Figure 2: Frequency comb generation using mode-locked laser
The process of frequency comb generation is shown in figure 2. Here a continuous wave laser pulse is passed through a mode-locked fiber oscillator which produces a series of optical pulses separated by the time limit (in ns). This sharp spectral line series is called a frequency comb.
At first, the mode-locked laser emits a spectrally narrow and unstabilized frequency comb. The amplifier then increases the pulse energy and shortens the pulse time necessary for offset frequency detection. At this point, the equally spaced frequency comb structure is formed, but the exact optical frequency of each comb tooth is unknown and unstabilized.
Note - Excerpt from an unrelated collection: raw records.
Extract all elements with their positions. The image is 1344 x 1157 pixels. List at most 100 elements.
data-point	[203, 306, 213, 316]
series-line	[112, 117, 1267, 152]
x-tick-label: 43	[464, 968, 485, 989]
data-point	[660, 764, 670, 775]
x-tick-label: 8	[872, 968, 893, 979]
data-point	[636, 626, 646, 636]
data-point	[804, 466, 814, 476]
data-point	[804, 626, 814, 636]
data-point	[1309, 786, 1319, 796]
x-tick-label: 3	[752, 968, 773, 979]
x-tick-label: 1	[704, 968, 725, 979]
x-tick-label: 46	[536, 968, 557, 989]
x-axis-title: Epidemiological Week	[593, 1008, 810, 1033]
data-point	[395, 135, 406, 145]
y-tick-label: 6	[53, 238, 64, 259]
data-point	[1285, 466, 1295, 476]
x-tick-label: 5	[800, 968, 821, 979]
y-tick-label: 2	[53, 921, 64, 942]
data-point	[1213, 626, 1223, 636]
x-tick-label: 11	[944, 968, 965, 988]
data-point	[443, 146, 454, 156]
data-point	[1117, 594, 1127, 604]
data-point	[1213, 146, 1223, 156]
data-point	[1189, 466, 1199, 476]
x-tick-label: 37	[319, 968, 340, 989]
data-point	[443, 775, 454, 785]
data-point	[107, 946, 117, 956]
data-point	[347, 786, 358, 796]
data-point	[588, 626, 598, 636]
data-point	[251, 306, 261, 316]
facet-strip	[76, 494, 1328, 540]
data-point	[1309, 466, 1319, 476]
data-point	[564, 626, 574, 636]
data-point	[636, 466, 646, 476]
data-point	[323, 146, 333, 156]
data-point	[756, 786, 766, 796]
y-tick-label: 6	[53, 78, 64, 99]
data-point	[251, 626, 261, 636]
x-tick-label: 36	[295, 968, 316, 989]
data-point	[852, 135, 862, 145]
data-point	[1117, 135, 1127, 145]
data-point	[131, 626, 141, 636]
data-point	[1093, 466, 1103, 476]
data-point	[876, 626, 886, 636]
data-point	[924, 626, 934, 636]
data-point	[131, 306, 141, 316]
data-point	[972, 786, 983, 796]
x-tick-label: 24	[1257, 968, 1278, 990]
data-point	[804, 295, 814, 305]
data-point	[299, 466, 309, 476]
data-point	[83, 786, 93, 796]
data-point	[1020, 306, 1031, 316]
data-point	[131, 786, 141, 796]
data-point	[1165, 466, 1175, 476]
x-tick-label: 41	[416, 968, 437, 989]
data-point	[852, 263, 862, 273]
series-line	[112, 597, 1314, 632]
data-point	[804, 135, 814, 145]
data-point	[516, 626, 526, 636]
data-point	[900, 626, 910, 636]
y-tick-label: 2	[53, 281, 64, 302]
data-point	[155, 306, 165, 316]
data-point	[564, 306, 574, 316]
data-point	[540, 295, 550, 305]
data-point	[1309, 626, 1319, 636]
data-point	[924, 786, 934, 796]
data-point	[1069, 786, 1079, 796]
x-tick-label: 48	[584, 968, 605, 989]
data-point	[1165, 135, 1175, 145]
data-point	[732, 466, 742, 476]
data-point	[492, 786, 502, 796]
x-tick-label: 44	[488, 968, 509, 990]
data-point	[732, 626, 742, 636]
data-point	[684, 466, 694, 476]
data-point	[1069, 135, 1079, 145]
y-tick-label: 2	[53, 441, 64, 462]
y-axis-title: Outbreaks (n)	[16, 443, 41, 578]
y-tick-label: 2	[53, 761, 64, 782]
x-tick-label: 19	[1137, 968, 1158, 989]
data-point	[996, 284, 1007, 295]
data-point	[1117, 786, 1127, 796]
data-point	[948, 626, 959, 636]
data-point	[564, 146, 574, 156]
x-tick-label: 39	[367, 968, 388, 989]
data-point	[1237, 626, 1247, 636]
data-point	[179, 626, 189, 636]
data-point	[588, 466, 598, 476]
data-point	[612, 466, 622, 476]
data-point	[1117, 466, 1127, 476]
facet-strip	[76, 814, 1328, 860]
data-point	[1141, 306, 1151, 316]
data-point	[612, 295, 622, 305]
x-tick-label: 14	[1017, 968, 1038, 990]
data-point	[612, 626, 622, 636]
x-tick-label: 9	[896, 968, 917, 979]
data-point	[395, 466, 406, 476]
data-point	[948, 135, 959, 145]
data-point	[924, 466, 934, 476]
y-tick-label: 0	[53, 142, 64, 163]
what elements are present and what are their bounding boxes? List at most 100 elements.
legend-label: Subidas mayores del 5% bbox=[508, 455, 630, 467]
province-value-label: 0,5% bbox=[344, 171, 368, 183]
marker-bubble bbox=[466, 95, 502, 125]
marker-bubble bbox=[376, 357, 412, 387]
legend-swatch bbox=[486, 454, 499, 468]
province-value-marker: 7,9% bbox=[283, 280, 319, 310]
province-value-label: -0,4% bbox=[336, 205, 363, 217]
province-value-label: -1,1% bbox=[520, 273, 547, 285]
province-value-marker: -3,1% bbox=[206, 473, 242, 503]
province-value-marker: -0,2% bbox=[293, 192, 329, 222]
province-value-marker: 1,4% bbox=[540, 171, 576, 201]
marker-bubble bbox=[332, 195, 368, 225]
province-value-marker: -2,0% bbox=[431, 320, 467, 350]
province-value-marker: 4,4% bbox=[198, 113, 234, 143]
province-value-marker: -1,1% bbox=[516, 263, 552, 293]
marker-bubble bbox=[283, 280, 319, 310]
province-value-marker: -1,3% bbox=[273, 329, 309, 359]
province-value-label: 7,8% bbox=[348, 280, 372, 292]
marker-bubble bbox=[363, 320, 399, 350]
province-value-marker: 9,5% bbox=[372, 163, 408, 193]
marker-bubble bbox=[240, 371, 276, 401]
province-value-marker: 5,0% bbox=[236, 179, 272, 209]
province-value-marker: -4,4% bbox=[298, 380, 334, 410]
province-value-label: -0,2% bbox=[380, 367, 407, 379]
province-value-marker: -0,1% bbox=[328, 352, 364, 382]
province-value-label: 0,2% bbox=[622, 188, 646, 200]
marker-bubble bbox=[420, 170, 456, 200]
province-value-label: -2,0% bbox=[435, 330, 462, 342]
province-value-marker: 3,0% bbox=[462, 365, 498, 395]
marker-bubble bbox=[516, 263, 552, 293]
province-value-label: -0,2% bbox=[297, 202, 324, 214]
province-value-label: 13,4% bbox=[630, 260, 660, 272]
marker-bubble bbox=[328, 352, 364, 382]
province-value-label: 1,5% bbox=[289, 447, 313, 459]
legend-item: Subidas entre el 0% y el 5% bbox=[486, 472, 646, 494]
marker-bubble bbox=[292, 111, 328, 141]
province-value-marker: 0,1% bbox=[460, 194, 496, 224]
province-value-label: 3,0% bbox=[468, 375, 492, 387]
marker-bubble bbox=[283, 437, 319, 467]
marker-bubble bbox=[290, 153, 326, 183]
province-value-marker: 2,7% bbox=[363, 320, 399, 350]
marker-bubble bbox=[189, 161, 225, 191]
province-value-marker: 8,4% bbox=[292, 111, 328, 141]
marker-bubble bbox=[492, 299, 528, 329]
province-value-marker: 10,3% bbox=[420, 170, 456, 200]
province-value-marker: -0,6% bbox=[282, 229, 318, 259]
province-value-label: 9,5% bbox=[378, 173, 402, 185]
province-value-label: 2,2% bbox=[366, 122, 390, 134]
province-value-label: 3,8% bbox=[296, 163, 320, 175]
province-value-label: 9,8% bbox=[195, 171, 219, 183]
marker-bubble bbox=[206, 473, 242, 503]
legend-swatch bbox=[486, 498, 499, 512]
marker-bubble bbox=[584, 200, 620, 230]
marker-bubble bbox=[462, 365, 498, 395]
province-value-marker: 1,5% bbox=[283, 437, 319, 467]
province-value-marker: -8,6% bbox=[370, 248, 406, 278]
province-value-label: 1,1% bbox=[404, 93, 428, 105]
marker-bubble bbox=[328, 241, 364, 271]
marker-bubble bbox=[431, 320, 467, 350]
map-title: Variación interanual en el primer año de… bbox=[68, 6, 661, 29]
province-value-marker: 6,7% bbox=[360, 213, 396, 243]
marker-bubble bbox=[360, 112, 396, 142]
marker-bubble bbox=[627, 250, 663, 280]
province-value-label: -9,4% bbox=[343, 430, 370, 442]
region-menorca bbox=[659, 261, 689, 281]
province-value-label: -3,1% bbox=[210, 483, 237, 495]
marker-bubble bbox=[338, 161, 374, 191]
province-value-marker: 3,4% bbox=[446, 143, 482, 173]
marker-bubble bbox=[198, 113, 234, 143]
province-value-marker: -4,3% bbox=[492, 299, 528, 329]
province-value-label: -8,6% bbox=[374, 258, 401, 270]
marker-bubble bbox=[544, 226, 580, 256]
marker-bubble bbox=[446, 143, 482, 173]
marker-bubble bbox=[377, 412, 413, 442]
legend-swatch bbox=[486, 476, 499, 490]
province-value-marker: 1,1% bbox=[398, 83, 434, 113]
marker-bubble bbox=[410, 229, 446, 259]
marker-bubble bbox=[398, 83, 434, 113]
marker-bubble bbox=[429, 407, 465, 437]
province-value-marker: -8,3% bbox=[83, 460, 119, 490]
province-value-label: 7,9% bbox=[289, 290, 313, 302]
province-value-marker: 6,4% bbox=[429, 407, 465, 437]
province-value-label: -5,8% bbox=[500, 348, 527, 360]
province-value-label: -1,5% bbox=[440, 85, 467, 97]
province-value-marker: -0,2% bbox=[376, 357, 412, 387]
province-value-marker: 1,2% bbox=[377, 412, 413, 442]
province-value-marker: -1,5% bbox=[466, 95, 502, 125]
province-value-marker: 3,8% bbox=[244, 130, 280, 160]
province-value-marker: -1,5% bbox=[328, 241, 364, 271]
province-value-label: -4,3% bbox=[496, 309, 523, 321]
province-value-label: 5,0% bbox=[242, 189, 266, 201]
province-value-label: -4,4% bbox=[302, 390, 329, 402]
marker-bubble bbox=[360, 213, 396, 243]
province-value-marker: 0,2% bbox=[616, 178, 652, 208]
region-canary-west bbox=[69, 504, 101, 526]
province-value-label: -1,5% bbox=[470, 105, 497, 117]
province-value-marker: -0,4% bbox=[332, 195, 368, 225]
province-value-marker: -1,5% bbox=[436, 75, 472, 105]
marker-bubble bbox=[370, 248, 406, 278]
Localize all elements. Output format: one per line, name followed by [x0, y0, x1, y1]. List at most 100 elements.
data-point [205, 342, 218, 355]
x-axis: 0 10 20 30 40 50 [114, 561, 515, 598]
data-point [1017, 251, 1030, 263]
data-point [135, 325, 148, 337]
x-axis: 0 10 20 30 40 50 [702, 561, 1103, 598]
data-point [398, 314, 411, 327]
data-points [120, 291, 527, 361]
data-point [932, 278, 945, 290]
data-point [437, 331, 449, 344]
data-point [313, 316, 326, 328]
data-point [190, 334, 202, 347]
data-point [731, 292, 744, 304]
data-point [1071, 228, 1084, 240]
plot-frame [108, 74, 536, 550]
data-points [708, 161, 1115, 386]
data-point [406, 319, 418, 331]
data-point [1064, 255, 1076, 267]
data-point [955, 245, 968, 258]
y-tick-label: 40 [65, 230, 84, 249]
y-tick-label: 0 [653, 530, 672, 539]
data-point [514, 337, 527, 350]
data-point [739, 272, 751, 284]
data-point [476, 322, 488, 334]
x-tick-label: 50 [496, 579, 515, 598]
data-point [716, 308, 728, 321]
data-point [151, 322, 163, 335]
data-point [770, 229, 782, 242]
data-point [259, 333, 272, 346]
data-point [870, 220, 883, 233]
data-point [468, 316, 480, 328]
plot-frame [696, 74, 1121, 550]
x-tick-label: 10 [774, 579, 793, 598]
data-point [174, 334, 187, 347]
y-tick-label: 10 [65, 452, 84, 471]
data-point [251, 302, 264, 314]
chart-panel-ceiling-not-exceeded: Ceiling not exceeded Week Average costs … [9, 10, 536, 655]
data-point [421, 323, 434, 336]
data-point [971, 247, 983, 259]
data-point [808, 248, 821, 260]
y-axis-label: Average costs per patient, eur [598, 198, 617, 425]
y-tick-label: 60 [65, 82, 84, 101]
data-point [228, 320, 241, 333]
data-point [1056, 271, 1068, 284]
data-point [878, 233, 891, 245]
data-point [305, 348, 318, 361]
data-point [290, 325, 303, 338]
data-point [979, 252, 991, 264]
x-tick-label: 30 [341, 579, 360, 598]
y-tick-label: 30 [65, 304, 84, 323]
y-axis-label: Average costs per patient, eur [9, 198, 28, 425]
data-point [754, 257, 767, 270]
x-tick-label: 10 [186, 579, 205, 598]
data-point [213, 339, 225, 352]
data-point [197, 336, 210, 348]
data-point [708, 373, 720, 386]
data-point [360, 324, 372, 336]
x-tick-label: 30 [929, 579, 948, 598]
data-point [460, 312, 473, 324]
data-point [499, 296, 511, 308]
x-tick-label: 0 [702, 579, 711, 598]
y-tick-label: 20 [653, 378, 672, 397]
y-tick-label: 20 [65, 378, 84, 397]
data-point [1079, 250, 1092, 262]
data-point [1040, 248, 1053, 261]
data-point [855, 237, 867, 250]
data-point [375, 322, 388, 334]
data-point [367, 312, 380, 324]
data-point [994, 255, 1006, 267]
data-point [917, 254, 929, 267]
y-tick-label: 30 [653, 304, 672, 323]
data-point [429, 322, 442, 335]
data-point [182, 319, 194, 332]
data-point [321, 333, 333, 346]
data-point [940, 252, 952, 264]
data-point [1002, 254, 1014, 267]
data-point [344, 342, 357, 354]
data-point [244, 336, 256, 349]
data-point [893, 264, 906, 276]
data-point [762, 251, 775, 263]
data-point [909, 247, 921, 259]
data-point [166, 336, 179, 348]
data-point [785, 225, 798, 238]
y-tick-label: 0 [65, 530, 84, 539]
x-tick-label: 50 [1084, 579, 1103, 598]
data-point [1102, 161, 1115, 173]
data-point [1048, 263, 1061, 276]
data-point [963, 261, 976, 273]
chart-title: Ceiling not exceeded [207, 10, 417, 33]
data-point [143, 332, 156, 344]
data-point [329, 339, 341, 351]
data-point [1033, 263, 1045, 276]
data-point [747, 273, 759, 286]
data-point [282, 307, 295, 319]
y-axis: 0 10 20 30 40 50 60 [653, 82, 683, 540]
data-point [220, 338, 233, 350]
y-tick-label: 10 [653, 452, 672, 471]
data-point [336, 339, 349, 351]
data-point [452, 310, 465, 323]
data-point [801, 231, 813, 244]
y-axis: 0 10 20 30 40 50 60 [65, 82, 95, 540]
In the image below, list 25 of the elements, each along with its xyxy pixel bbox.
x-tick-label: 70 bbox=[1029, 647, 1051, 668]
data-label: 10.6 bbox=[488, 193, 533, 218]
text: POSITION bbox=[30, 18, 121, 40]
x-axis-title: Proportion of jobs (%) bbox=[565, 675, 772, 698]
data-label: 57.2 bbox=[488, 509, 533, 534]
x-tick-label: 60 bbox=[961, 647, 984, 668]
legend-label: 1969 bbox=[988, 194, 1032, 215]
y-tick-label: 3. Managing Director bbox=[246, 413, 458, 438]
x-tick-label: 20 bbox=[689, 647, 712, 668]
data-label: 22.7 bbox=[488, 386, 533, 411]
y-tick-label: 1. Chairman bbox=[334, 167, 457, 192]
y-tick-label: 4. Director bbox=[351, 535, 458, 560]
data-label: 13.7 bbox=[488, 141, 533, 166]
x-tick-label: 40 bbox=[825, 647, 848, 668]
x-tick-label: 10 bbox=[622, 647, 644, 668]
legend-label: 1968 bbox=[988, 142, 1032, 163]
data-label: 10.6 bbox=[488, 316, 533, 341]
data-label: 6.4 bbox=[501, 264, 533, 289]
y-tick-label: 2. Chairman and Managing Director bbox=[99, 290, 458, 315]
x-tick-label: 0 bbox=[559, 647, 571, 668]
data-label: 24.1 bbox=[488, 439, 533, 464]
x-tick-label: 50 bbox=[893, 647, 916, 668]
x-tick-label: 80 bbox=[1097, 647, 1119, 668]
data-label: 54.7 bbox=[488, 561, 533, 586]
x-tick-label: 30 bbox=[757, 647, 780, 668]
To stabilize the comb, using a detector, the offset frequency, f0 is measured and the comb tooth spacing is given by the repetition rate, fr, which stabilizes the comb to a radio frequency reference. To stabilize the comb to an optical reference the offset frequency, f0, and the frequency of a single optical comb tooth, fn0, are also measured using the detector. Any noise in the frequency comb is cancelled through the control electronics and the signal processing unit as shown in figure 2.
- High accuracy and precision
- Broad bandwidth
- Compact and portable
- Complex system
- High cost
- Sensitive to environmental fluctuations
- Limited frequency range
Optical frequency combs are used to measure time and frequency with high accuracy and precision which makes them an essential tool for a wide range of scientific and technological applications. They are used to measure the spectral lines of molecules and enable the development of new materials and chemical compounds with properties that were previously unknown or difficult to measure.
These frequency combs are used in the development of new atomic clocks, which are used in GPS systems, communication networks, and scientific research, among other applications. They can also be used to generate microwave signals with ultra-high precision that has the potential to revolutionize fields such as radar, telecommunications, and satellite communication.
Optical frequency combs are also used to synthesize and stabilize the frequency of other lasers and optical sources enabling the development of new technologies and applications.